Daniel Gilbert: Altruism is a social act, an interpersonal act. It makes people feel good about their place in the world, good about others, and it makes others esteem them. It has everything we want as social animals. It isn’t surprising, then, that when people give of themselves to others, and are recognized for it, they experience lots of happiness and an increase in self-esteem.

Interestingly, though, we’ve just done a study that shows that when people are offered the opportunity to do something selfish or something altruistic, they take the selfish option by and large. Culture has told them this is what they should do to be happy, but if you force them to take the altruistic option, they’re much happier. It’s a case of people not really knowing what will make them happy, not knowing what’s good for them. Altruism is a thing you might resist kicking and screaming—“I want to keep my money; I don’t want to give it away”—but if you give it away, it will probably make you happier than most of the things you could spend it on.

Shambhala Sun: Buddhists hold that the first truth of life is suffering, and that the attempt to deny this itself makes us unhappy. Do you think the way to happiness is to accept the pervasive nature of suffering?

Daniel Gilbert: The possibility of a life free of suffering is as close to zero as I can imagine. It’s hard to imagine what that would be like. If we think about what emotions do for us—why the brain evolved feelings like happiness and unhappiness—it becomes perfectly clear that having positive feelings all the time is neither possible nor desirable.
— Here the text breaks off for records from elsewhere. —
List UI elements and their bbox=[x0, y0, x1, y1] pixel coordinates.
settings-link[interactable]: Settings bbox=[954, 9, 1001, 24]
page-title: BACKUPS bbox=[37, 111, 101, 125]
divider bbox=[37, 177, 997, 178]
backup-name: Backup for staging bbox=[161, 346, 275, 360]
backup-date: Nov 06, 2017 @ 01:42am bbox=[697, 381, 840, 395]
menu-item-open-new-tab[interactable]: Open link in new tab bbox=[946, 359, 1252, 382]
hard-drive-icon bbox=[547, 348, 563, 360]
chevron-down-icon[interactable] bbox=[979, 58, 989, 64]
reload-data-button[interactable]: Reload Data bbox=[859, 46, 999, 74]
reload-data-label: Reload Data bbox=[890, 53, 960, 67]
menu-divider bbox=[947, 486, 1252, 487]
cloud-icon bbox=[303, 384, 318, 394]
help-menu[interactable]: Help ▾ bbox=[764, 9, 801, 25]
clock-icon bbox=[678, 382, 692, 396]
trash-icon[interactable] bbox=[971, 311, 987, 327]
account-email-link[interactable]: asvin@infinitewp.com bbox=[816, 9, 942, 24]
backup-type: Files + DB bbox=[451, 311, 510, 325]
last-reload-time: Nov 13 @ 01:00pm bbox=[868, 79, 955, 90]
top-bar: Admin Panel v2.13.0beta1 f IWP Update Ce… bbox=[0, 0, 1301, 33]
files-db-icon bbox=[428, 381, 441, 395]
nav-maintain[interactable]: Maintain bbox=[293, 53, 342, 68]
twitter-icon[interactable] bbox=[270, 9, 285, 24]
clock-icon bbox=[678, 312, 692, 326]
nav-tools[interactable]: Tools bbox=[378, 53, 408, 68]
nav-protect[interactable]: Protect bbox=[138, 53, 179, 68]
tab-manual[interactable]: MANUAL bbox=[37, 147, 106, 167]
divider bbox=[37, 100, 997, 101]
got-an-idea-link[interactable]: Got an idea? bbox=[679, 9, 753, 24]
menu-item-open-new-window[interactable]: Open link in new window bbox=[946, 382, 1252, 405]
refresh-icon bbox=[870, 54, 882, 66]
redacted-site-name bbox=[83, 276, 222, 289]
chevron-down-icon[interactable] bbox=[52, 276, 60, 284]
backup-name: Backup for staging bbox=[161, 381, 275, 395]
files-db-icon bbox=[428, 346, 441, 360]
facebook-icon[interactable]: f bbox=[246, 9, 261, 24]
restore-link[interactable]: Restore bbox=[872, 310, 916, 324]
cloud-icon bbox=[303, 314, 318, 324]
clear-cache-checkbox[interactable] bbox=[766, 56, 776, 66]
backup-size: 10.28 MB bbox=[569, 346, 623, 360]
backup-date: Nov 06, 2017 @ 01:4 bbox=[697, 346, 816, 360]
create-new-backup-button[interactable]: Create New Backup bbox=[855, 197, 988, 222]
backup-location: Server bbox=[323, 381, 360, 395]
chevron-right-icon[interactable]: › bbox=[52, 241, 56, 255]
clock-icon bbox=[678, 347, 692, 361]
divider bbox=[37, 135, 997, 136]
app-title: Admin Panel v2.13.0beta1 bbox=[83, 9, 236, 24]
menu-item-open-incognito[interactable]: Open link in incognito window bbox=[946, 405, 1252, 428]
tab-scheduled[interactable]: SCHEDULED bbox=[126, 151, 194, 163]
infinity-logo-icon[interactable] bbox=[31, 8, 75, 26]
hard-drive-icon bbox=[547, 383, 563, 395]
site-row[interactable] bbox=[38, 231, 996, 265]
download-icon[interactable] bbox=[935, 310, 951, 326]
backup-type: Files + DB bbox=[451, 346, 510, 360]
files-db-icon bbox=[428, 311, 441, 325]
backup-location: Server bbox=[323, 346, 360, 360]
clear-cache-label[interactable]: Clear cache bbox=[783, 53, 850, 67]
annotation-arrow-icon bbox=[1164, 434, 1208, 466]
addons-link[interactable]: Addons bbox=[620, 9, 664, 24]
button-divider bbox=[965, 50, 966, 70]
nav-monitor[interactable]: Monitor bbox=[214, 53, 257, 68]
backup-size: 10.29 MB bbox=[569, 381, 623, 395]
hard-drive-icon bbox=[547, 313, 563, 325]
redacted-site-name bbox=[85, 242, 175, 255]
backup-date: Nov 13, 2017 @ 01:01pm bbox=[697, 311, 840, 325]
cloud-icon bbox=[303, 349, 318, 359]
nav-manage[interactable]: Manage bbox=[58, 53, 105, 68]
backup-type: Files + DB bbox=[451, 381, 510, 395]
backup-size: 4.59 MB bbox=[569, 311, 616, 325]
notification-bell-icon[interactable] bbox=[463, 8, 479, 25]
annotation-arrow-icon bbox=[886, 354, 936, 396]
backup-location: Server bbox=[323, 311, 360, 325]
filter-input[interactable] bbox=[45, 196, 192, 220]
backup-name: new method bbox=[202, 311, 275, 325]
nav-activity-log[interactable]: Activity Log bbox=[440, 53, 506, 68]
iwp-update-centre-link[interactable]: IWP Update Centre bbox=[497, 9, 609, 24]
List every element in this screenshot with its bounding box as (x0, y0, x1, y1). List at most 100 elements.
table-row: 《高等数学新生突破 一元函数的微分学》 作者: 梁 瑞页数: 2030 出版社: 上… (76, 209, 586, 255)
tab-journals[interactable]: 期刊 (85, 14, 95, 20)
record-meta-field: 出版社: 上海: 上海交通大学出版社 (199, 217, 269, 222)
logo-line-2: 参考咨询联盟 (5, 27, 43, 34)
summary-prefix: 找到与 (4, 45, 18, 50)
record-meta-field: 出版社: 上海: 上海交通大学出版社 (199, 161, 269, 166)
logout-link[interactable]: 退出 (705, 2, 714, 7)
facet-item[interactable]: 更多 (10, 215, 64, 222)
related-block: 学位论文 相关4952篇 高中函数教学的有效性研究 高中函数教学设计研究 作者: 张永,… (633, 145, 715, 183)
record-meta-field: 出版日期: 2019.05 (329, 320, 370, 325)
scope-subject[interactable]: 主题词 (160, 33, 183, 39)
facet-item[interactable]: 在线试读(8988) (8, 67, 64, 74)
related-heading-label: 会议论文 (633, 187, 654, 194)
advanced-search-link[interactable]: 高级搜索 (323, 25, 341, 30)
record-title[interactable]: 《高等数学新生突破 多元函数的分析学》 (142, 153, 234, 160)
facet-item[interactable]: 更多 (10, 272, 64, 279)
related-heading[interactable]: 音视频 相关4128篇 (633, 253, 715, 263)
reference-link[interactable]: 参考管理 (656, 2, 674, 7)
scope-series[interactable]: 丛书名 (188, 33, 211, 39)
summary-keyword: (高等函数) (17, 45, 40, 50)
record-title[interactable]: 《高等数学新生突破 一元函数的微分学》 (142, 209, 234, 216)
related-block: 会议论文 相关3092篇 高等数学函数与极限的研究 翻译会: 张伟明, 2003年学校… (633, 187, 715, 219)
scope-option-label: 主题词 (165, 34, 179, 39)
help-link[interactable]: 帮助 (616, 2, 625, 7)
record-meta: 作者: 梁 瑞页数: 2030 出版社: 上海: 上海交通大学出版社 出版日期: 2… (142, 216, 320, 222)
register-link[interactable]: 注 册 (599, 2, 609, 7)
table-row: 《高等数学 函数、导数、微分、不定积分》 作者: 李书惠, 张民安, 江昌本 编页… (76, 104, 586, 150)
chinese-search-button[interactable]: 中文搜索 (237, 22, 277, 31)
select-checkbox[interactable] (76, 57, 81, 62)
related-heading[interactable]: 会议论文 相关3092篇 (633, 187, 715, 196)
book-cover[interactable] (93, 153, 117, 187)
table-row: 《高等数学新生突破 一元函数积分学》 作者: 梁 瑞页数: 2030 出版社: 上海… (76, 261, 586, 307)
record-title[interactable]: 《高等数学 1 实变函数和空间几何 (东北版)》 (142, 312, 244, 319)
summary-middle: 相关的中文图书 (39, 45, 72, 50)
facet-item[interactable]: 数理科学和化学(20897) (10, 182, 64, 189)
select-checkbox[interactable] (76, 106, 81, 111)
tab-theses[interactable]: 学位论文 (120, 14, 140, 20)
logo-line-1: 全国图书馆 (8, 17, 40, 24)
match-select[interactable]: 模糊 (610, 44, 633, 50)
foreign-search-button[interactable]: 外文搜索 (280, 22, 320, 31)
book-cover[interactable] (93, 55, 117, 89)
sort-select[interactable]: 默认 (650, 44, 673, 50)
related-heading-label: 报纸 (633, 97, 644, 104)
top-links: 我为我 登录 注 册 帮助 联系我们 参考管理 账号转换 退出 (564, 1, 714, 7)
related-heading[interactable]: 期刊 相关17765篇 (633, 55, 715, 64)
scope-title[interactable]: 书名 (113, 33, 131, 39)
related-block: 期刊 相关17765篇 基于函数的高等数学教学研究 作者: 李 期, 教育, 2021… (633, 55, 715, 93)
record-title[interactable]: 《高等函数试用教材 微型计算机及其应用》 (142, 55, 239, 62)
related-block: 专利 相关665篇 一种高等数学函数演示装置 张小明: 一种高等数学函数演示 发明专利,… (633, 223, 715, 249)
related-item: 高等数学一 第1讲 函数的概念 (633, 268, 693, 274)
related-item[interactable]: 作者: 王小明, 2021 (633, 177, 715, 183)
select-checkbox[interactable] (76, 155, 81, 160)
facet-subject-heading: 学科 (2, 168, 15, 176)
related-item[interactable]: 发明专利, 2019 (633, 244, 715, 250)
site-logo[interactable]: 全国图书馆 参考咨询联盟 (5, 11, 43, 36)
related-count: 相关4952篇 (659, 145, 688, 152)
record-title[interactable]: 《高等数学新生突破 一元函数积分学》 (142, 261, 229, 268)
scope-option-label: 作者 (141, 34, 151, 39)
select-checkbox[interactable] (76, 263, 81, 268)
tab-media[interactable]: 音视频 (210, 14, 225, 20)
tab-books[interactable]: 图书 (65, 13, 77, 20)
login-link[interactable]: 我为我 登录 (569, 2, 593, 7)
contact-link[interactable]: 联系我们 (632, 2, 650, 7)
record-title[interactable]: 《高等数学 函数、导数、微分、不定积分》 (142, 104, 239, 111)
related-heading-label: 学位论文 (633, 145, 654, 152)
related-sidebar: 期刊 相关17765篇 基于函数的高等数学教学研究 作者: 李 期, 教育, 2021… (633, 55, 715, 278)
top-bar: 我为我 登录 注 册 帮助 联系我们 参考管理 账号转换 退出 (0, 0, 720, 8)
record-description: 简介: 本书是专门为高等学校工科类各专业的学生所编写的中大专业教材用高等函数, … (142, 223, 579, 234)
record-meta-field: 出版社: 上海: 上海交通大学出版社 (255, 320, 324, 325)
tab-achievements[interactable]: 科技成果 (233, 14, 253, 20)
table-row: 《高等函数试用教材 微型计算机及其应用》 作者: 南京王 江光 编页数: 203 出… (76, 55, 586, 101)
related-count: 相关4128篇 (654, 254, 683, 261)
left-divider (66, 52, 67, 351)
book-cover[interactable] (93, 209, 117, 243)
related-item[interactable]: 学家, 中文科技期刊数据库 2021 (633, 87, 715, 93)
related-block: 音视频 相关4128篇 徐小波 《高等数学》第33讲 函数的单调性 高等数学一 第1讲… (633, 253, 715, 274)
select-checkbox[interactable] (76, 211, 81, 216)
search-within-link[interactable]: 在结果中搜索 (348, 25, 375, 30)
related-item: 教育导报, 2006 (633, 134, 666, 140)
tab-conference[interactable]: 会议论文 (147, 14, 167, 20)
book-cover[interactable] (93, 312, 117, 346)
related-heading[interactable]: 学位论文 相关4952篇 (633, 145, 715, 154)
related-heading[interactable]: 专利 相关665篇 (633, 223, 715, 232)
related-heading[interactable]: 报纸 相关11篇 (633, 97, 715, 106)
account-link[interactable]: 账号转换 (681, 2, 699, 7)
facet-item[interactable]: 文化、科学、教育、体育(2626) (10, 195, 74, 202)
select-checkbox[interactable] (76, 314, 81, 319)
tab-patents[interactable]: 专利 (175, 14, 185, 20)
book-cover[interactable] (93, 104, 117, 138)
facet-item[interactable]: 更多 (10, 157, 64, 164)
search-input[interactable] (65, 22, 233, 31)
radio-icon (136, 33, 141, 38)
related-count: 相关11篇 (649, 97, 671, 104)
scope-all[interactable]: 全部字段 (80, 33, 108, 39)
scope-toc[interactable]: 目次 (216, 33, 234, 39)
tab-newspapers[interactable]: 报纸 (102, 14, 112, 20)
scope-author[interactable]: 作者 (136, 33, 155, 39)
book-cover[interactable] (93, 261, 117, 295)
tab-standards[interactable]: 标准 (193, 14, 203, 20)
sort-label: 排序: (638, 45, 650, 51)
What are feelings for? From the psychological and biological point of view, emotions constitute a primitive signaling system. They are your brain’s way of telling you when you are doing things that are or are not in your best interest. It’s no coincidence that fat, sugar, salt, and sex tend to make people happy. These things are, by and large, very good for mammals. They keep them alive and reproducing. It’s no surprise that a whack on the head or a scary face make people unhappy. They are dangerous. Your emotions, then, are a very rough, but not bad, guide to what’s good or bad for you in the world, a compass as it were.

What good is a compass always stuck on north? A compass needle has to be free to fluctuate. Similarly, an emotional system, substantiated in the human brain, has to be free to go from happy to unhappy. It can’t get stuck on endlessly blissful, or else it approaches everything or avoids everything equally. We are meant to be happy, and we are meant to suffer. We’re supposed to suffer when we are encountering circumstances that aren’t good for us.

Shambhala Sun: Do you believe that happiness can come from returning to a state of grace from which we have all strayed?

Daniel Gilbert: No. Many people have a kind of Luddite notion: “Let’s go back to the meadow, back to the Garden of Eden. It will be wonderful. It will all be like it used to be.” Well, it all used to suck. Women were oppressed, children were used like cattle, people raped, pillaged, and plundered, everybody lived to about the age of twenty-seven and had bad teeth! Who would want to go back? What we have right now is marvelous. It’s far from perfect, but our job is to make it better—not to go backwards, but to go forward.


Stumbling on Happiness, Shambhala Sun, January 2007.